The applications are combined as follows:

SECRETS=$(ANSIVAULT_KEY_FILE=ansible_vault_password ansivault -a view ansible/vars/${ENV}-secrets.yml)
MERGED_VARIABLES=$(yaml-merge ansible/vars/${ENV}.yml <(echo "${SECRETS}"))
jinja2-render <(echo "${MERGED_VARIABLES}") kubernetes/*.yml kubernetes/processed

(The $(...) construct captures the standard output of a command as text. The <(...) construct is process substitution which allows capturing the standard output of a command and making it appear as a file).

The solution is glorious in its simplicity. Each of the building blocks is super simple to debug. There are explicit intermediate stages that one can go and intercept the data to see if it’s ok. Each of the commands can easily be run in isolation if needed. If something is slow it’s easy to see what exactly is the problem.

Does the solution address the main issue (Ansible slowness)?
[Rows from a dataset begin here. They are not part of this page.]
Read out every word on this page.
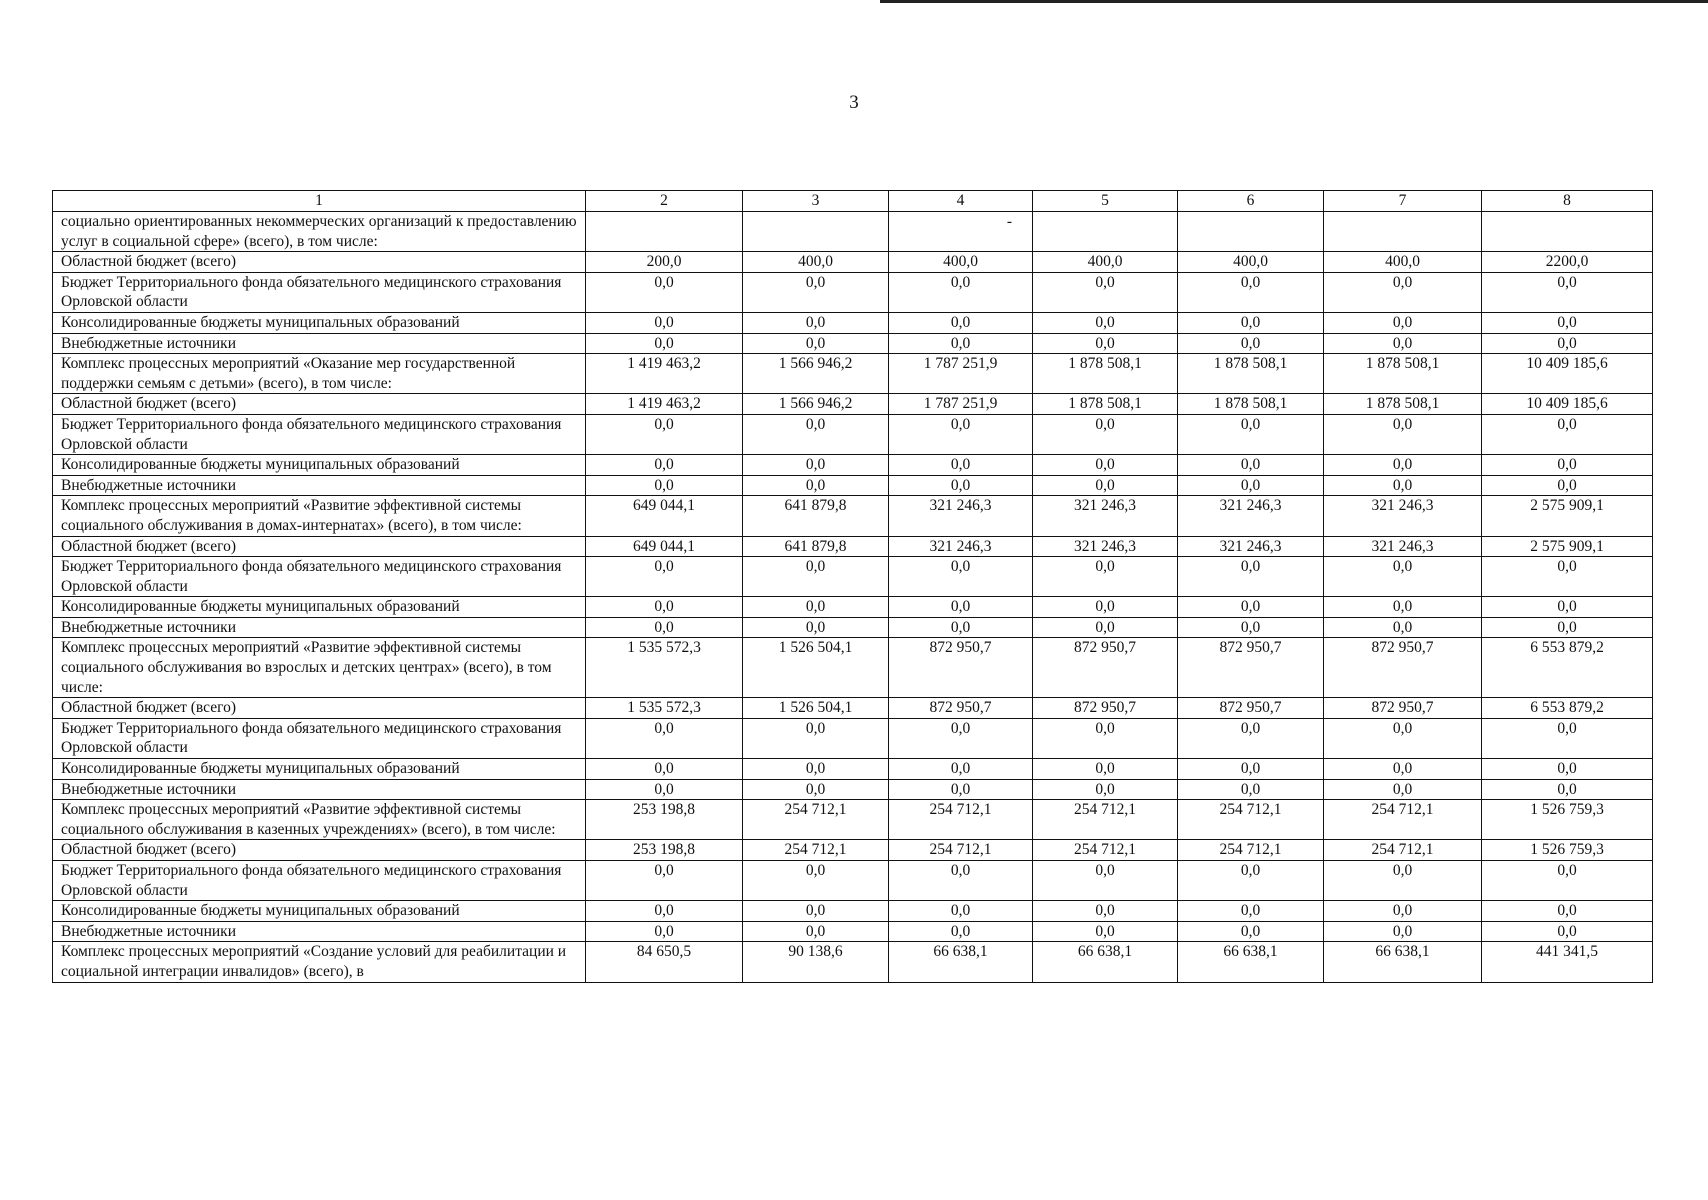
3
1	2	3	4	5	6	7	8
социально ориентированных некоммерческих организаций к предоставлению услуг в социальной сфере» (всего), в том числе:			-				
Областной бюджет (всего)	200,0	400,0	400,0	400,0	400,0	400,0	2200,0
Бюджет Территориального фонда обязательного медицинского страхования Орловской области	0,0	0,0	0,0	0,0	0,0	0,0	0,0
Консолидированные бюджеты муниципальных образований	0,0	0,0	0,0	0,0	0,0	0,0	0,0
Внебюджетные источники	0,0	0,0	0,0	0,0	0,0	0,0	0,0
Комплекс процессных мероприятий «Оказание мер государственной поддержки семьям с детьми» (всего), в том числе:	1 419 463,2	1 566 946,2	1 787 251,9	1 878 508,1	1 878 508,1	1 878 508,1	10 409 185,6
Областной бюджет (всего)	1 419 463,2	1 566 946,2	1 787 251,9	1 878 508,1	1 878 508,1	1 878 508,1	10 409 185,6
Бюджет Территориального фонда обязательного медицинского страхования Орловской области	0,0	0,0	0,0	0,0	0,0	0,0	0,0
Консолидированные бюджеты муниципальных образований	0,0	0,0	0,0	0,0	0,0	0,0	0,0
Внебюджетные источники	0,0	0,0	0,0	0,0	0,0	0,0	0,0
Комплекс процессных мероприятий «Развитие эффективной системы социального обслуживания в домах-интернатах» (всего), в том числе:	649 044,1	641 879,8	321 246,3	321 246,3	321 246,3	321 246,3	2 575 909,1
Областной бюджет (всего)	649 044,1	641 879,8	321 246,3	321 246,3	321 246,3	321 246,3	2 575 909,1
Бюджет Территориального фонда обязательного медицинского страхования Орловской области	0,0	0,0	0,0	0,0	0,0	0,0	0,0
Консолидированные бюджеты муниципальных образований	0,0	0,0	0,0	0,0	0,0	0,0	0,0
Внебюджетные источники	0,0	0,0	0,0	0,0	0,0	0,0	0,0
Комплекс процессных мероприятий «Развитие эффективной системы социального обслуживания во взрослых и детских центрах» (всего), в том числе:	1 535 572,3	1 526 504,1	872 950,7	872 950,7	872 950,7	872 950,7	6 553 879,2
Областной бюджет (всего)	1 535 572,3	1 526 504,1	872 950,7	872 950,7	872 950,7	872 950,7	6 553 879,2
Бюджет Территориального фонда обязательного медицинского страхования Орловской области	0,0	0,0	0,0	0,0	0,0	0,0	0,0
Консолидированные бюджеты муниципальных образований	0,0	0,0	0,0	0,0	0,0	0,0	0,0
Внебюджетные источники	0,0	0,0	0,0	0,0	0,0	0,0	0,0
Комплекс процессных мероприятий «Развитие эффективной системы социального обслуживания в казенных учреждениях» (всего), в том числе:	253 198,8	254 712,1	254 712,1	254 712,1	254 712,1	254 712,1	1 526 759,3
Областной бюджет (всего)	253 198,8	254 712,1	254 712,1	254 712,1	254 712,1	254 712,1	1 526 759,3
Бюджет Территориального фонда обязательного медицинского страхования Орловской области	0,0	0,0	0,0	0,0	0,0	0,0	0,0
Консолидированные бюджеты муниципальных образований	0,0	0,0	0,0	0,0	0,0	0,0	0,0
Внебюджетные источники	0,0	0,0	0,0	0,0	0,0	0,0	0,0
Комплекс процессных мероприятий «Создание условий для реабилитации и социальной интеграции инвалидов» (всего), в	84 650,5	90 138,6	66 638,1	66 638,1	66 638,1	66 638,1	441 341,5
I’ll let the numbers speak:

  • Ansible: 13.5 seconds
  • ansivault + yaml-merge + jinja2-render: 0.3 seconds

Additionally, this reduced the size of a Docker image used by the Continuous Integration pipeline by nearly 400 megabytes (yes, Ansible really has a lot of dependencies). This wasn’t the original goal but it’s most welcome.

Does it matter so much?

Yes, I will argue that it does. Both from the perspective of a local development experience (when I apply Kubernetes changes I prefer to have feedback in under a second rather than in 15 seconds) and from the point of view of the CI pipeline.

With 116 relevant CI job runs last month this results in up to 46.4 fewer gigabytes transferred (there’s a Docker image layer caching employed but it frequently doesn’t have the relevant layers) and around 38 minutes of CPU time saved (116 jobs times 20 seconds saved per job, 20 seconds is the Ansible-related speedup plus few seconds saved on downloading smaller Docker images).

With more CI job runs in the future the difference will be proportionally higher.

Are the CI savings impressive? Not particularly, not in isolation. But all those inefficiencies add up. Similarly, all the optimizations and improvements do add up when you have many of them and consistently apply the performance-aware mindset.

Take this optimization, mix it with switching from x86 to ARM with lower carbon footprint and no performance degradation, sprinkle a few other improvements and the results become significant.

A conclusion

I’ve been a fan of all things Unix for a long time now. Time and time again I found myself entertained by what’s possible by combining multiple small programs together. This case only solidified that.

The result is a drastically faster, smaller, more maintainable and easy to understand solution. Putting it together and seeing it work was a joyous experience.

Don’t be afraid to write custom code if that’s what is necessary to serve your needs well. If something’s slow – make it fast. Embrace the Unix way for fun and profit!